Kinshasa, 23 juillet 2026 – Depuis sa cellule de détention, Constant Mutamba, ancien ministre d’État, ministre de la Justice et Garde des Sceaux, a adressé une lettre aux responsables politico-judiciaires congolais dans laquelle il demande la retransmission en direct par la RTNC et d’autres médias de son troisième procès en cours devant la Cour de cassation.
Dans ce document, il affirme que cette retransmission permettrait aux Congolais et aux Africains de suivre les débats et de voir le Procureur général près la Cour de cassation apporter les preuves des accusations de détournement de millions de dollars américains du Fonds FRIVAO portées contre lui alors qu’il occupait les fonctions de ministre d’État, ministre de la Justice et Garde des Sceaux.




L’ancien ministre sollicite également le libre accès du public à la salle d’audience, dans la limite des places disponibles, en se référant à l’article 20 de la Constitution, qui prévoit le caractère public des audiences des cours et tribunaux.
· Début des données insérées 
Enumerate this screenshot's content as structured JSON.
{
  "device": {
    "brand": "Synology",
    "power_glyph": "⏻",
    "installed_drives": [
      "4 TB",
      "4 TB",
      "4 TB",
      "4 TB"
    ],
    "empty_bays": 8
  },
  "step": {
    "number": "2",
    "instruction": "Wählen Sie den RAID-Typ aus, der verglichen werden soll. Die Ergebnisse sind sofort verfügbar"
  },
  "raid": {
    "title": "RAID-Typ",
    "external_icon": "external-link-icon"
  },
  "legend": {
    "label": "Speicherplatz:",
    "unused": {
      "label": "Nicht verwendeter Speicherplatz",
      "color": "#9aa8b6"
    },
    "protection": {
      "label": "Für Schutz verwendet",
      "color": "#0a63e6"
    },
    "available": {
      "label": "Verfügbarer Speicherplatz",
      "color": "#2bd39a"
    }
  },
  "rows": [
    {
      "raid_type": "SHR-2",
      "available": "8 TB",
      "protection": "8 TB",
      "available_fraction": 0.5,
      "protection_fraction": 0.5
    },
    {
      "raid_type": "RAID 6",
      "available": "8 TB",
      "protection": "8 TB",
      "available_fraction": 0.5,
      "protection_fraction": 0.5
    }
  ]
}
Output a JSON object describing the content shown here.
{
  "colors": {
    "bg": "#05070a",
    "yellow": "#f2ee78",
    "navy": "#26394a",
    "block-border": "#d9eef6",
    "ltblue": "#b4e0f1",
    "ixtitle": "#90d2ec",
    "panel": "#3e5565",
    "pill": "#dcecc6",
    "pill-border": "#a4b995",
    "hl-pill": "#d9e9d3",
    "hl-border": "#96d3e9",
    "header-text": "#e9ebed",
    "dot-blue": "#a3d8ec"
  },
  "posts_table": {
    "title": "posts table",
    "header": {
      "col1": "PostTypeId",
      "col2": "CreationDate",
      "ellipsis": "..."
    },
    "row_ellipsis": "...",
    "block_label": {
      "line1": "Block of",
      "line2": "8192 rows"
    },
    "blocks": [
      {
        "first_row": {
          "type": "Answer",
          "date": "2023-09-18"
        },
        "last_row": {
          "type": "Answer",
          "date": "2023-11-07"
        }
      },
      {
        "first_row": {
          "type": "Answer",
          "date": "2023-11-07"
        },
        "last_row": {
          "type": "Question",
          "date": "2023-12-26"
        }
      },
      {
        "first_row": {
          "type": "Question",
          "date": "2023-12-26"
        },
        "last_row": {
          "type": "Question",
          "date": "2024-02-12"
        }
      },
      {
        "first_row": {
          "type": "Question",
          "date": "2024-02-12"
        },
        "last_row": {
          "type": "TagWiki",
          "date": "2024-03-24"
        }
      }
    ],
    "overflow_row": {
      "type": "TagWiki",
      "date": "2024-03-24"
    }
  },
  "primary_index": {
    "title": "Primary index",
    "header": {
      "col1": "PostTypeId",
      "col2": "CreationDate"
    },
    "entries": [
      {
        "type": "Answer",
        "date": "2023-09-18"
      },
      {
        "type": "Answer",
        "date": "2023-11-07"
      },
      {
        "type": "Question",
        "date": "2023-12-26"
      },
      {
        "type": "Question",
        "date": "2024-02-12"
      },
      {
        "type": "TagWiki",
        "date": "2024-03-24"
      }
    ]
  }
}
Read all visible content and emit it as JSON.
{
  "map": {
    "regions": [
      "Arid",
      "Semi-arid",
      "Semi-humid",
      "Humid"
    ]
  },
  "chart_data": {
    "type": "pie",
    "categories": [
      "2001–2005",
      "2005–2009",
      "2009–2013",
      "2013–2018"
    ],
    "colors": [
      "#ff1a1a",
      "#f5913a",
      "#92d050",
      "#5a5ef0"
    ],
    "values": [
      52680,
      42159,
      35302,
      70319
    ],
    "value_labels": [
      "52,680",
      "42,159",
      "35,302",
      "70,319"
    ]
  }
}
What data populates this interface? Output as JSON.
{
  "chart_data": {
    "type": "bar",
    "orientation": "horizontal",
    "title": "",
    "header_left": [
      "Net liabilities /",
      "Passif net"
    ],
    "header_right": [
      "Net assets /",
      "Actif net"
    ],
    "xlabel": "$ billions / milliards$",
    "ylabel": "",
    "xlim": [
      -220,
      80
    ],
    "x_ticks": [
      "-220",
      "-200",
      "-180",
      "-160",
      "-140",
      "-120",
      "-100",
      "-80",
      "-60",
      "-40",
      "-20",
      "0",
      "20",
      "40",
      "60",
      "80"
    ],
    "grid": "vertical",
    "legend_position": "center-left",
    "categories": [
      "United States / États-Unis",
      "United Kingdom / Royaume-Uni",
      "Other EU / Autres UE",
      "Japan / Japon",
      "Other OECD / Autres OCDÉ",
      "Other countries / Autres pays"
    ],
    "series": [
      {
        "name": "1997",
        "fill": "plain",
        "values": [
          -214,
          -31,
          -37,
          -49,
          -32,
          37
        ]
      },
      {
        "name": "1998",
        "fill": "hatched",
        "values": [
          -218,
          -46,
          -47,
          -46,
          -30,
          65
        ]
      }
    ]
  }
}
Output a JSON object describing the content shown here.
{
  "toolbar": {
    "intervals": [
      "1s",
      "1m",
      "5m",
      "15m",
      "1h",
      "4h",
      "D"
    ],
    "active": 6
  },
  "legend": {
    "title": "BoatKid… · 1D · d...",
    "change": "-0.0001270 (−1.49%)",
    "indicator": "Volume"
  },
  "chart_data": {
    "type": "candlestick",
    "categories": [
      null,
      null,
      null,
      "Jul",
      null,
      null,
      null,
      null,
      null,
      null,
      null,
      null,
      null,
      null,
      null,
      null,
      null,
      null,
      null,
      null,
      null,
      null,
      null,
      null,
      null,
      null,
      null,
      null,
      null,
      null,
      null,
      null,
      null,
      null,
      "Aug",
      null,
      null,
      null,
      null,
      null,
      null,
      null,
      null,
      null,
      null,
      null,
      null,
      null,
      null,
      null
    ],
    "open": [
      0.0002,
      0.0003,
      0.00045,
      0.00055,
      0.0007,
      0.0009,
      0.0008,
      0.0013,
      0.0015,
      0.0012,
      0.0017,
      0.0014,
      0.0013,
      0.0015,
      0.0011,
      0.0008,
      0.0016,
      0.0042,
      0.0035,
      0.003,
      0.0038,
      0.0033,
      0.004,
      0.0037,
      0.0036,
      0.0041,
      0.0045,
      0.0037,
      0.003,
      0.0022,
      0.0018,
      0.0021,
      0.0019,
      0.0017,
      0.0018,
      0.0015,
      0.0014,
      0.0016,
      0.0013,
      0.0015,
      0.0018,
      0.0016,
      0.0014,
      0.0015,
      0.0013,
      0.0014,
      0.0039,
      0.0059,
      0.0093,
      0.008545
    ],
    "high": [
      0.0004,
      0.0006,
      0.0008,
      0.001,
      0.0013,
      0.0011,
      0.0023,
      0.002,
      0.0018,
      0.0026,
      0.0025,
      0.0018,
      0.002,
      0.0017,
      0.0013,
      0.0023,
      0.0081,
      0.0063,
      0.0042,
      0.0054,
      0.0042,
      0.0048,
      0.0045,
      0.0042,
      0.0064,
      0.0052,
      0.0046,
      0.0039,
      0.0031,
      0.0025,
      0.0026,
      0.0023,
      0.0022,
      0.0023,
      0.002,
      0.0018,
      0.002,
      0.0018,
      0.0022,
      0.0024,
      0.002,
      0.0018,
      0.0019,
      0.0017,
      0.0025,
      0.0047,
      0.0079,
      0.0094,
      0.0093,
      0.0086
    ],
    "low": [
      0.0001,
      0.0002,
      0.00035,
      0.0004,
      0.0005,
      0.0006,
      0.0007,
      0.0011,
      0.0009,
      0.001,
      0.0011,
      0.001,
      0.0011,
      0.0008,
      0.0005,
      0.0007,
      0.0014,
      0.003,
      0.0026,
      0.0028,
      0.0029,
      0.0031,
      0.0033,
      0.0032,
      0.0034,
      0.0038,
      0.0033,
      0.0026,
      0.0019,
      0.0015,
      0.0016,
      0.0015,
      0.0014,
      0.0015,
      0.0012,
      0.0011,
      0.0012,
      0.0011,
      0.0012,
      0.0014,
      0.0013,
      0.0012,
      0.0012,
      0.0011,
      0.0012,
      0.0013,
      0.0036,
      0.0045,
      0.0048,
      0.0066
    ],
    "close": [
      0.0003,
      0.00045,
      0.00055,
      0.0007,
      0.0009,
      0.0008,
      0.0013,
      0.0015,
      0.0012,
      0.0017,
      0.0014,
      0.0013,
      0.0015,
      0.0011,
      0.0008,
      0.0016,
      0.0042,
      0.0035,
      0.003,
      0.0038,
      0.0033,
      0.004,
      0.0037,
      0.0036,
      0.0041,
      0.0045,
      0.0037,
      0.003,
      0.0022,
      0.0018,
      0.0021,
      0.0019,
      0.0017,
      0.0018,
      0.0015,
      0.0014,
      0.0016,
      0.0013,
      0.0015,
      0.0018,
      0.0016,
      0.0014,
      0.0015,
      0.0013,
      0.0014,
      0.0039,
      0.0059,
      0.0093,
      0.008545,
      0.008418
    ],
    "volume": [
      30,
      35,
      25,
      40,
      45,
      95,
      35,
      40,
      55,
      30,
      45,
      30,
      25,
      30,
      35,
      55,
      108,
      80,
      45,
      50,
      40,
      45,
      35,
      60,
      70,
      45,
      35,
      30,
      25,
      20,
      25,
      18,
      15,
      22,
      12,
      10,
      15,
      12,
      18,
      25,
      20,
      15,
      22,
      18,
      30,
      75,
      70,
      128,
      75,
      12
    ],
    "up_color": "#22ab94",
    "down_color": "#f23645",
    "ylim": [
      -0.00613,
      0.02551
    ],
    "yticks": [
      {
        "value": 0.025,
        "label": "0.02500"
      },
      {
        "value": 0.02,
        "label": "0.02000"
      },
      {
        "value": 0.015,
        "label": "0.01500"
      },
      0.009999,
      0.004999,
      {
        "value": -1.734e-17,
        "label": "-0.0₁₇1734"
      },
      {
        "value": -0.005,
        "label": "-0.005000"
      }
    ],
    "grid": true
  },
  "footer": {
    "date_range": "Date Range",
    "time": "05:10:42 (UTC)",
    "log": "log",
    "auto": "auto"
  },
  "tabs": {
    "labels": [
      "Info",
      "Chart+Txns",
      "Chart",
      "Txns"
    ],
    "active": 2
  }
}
Dans la même lettre, Constant Mutamba dénonce un acharnement politico-judiciaire, affirmant être la cible d’un réseau qu’il dit avoir combattu lorsqu’il était au gouvernement.
Il dénonce également un déni de justice qu’il attribue aux responsables du Tribunal de grande instance de Kinshasa/Gombe. Selon lui, le greffe pénal aurait reçu des instructions de ne pas enrôler sa citation directe introduite contre un greffier de la Cour de cassation pour des faits qu’il qualifie de faux en écriture, en lien avec une citation à prévenu utilisée dans la procédure en cours.
Constant Mutamba soutient que ce document lui a causé un préjudice et porté atteinte à son droit à la défense, garanti par l’article 19 de la Constitution, remettant, selon lui, en cause son droit à un procès équitable devant une juridiction qui statue en premier et dernier ressort.
En conclusion de sa correspondance, il estime que « l’injustice est un cancer » et lance un appel en faveur d’une justice qu’il souhaite au service de l’État de droit plutôt que d’intérêts politiques ou personnels.